Rubio contrasted his views to those of the Ohio governor, saying supports a legal immigration system that meets the needs of the American economy.
“We’re bringing in far too many low skilled workers. What that is doing is driving down the wages of hard-working Americans,” he said.
CNN’s Anderson Cooper asked Trump to explain a comment he made early last week in which he referred to “Islam hatred.”
“There’s something going on that maybe you don’t know about, maybe a lot of other people don’t know about, but there’s tremendous hatred,” Trump said.
If the Republican candidates were more gentle to each other Thursday night than they have been in other debates, they were not so kind to President Barack Obama who they only roundly criticized for reestablishing diplomatic relations with Cuba.
“I would love the relationship between Cuba and the United States to change. But it will require Cuba to change, at least its government. Today, it has not,” Rubio said.
Congresswoman and member of the Democratic National Committee, Debbie Wasserman Schultz, visited the debate and expressed strong opinions about Donald Trump, particularly when it came to the United States’ relationship with Israel.
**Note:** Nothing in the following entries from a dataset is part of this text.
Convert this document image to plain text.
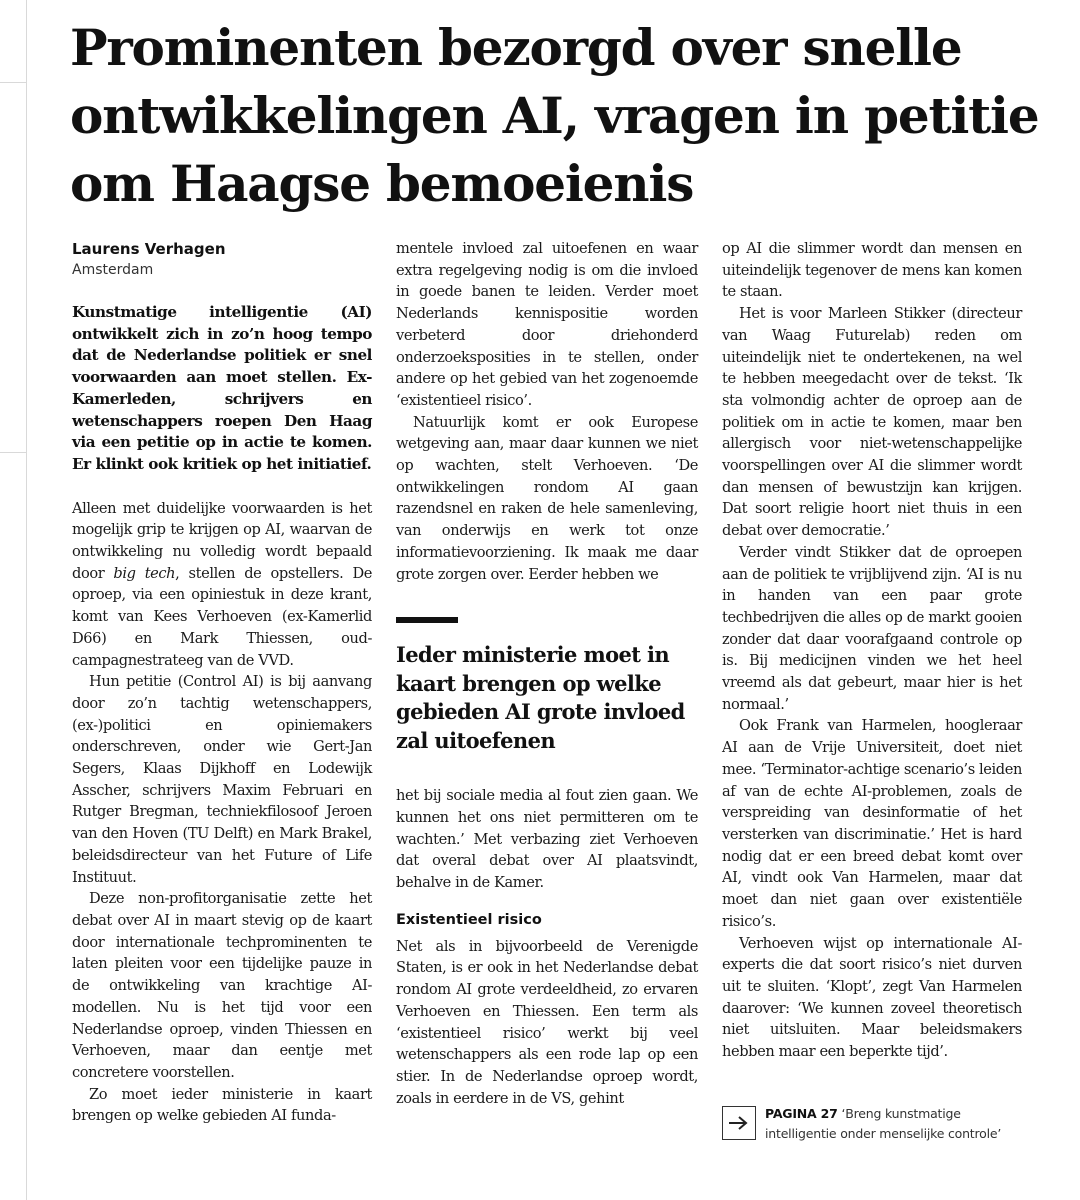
Prominenten bezorgd over snelle ontwikkelingen AI, vragen in petitie om Haagse bemoeienis
Laurens Verhagen
Amsterdam

Kunstmatige intelligentie (AI) ontwikkelt zich in zo’n hoog tempo dat de Nederlandse politiek er snel voorwaarden aan moet stellen. Ex-Kamerleden, schrijvers en wetenschappers roepen Den Haag via een petitie op in actie te komen. Er klinkt ook kritiek op het initiatief.

Alleen met duidelijke voorwaarden is het mogelijk grip te krijgen op AI, waarvan de ontwikkeling nu volledig wordt bepaald door big tech, stellen de opstellers. De oproep, via een opiniestuk in deze krant, komt van Kees Verhoeven (ex-Kamerlid D66) en Mark Thiessen, oud-campagnestrateeg van de VVD.

Hun petitie (Control AI) is bij aanvang door zo’n tachtig wetenschappers, (ex-)politici en opiniemakers onderschreven, onder wie Gert-Jan Segers, Klaas Dijkhoff en Lodewijk Asscher, schrijvers Maxim Februari en Rutger Bregman, techniekfilosoof Jeroen van den Hoven (TU Delft) en Mark Brakel, beleidsdirecteur van het Future of Life Instituut.

Deze non-profitorganisatie zette het debat over AI in maart stevig op de kaart door internationale techprominenten te laten pleiten voor een tijdelijke pauze in de ontwikkeling van krachtige AI-modellen. Nu is het tijd voor een Nederlandse oproep, vinden Thiessen en Verhoeven, maar dan eentje met concretere voorstellen.

Zo moet ieder ministerie in kaart brengen op welke gebieden AI funda-

mentele invloed zal uitoefenen en waar extra regelgeving nodig is om die invloed in goede banen te leiden. Verder moet Nederlands kennispositie worden verbeterd door driehonderd onderzoeksposities in te stellen, onder andere op het gebied van het zogenoemde ‘existentieel risico’.

Natuurlijk komt er ook Europese wetgeving aan, maar daar kunnen we niet op wachten, stelt Verhoeven. ‘De ontwikkelingen rondom AI gaan razendsnel en raken de hele samenleving, van onderwijs en werk tot onze informatievoorziening. Ik maak me daar grote zorgen over. Eerder hebben we

Ieder ministerie moet in kaart brengen op welke gebieden AI grote invloed zal uitoefenen

het bij sociale media al fout zien gaan. We kunnen het ons niet permitteren om te wachten.’ Met verbazing ziet Verhoeven dat overal debat over AI plaatsvindt, behalve in de Kamer.

Existentieel risico

Net als in bijvoorbeeld de Verenigde Staten, is er ook in het Nederlandse debat rondom AI grote verdeeldheid, zo ervaren Verhoeven en Thiessen. Een term als ‘existentieel risico’ werkt bij veel wetenschappers als een rode lap op een stier. In de Nederlandse oproep wordt, zoals in eerdere in de VS, gehint

op AI die slimmer wordt dan mensen en uiteindelijk tegenover de mens kan komen te staan.

Het is voor Marleen Stikker (directeur van Waag Futurelab) reden om uiteindelijk niet te ondertekenen, na wel te hebben meegedacht over de tekst. ‘Ik sta volmondig achter de oproep aan de politiek om in actie te komen, maar ben allergisch voor niet-wetenschappelijke voorspellingen over AI die slimmer wordt dan mensen of bewustzijn kan krijgen. Dat soort religie hoort niet thuis in een debat over democratie.’

Verder vindt Stikker dat de oproepen aan de politiek te vrijblijvend zijn. ‘AI is nu in handen van een paar grote techbedrijven die alles op de markt gooien zonder dat daar voorafgaand controle op is. Bij medicijnen vinden we het heel vreemd als dat gebeurt, maar hier is het normaal.’

Ook Frank van Harmelen, hoogleraar AI aan de Vrije Universiteit, doet niet mee. ‘Terminator-achtige scenario’s leiden af van de echte AI-problemen, zoals de verspreiding van desinformatie of het versterken van discriminatie.’ Het is hard nodig dat er een breed debat komt over AI, vindt ook Van Harmelen, maar dat moet dan niet gaan over existentiële risico’s.

Verhoeven wijst op internationale AI-experts die dat soort risico’s niet durven uit te sluiten. ‘Klopt’, zegt Van Harmelen daarover: ‘We kunnen zoveel theoretisch niet uitsluiten. Maar beleidsmakers hebben maar een beperkte tijd’.

PAGINA 27 ‘Breng kunstmatige intelligentie onder menselijke controle’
“I wonder the last time Donald Trump has been to Israel and if he understands what kind of siege Israel is on every single day being surrounded by your enemies, and where are all the republicans who say they love Israel with all their hearts , but don’t seem to be attacking Donald Trump’s position,” Schultz said.
“At the end of the day, as far as the other candidates are concerned, it is good to see that some of them recognize that Israel should be a bipartisan issue,” she added.
After the debate former GOP candidate, Carly Fiorina, visited the press room to show her support for Ted Cruz, who she endorsed a few days earlier..
“I think Cruz is a real conservative, who’s challenged the system, who’s had substantial solutions to all our problems, and I think he can beat Donald Trump … I cast my vote for him, and I encourage Floridians to cast their votes for him,” Fiorina said.
“You have a notorious state, and you are going to make a big difference in this election,” said Fiorina when asked about the importance of the Florida primary.
During his introductory statement before the debate Senator Cruz strongly encouraged Floridians to go out and cast their vote, and to let their voices be heard.
“This election, this debate is not about insults. It’s not about attacks. It’s not about any of the individuals on this stage. This election is about you and your children. It’s about the freedom America has always had and making sure that that freedom is there for the next generation,” Cruz said.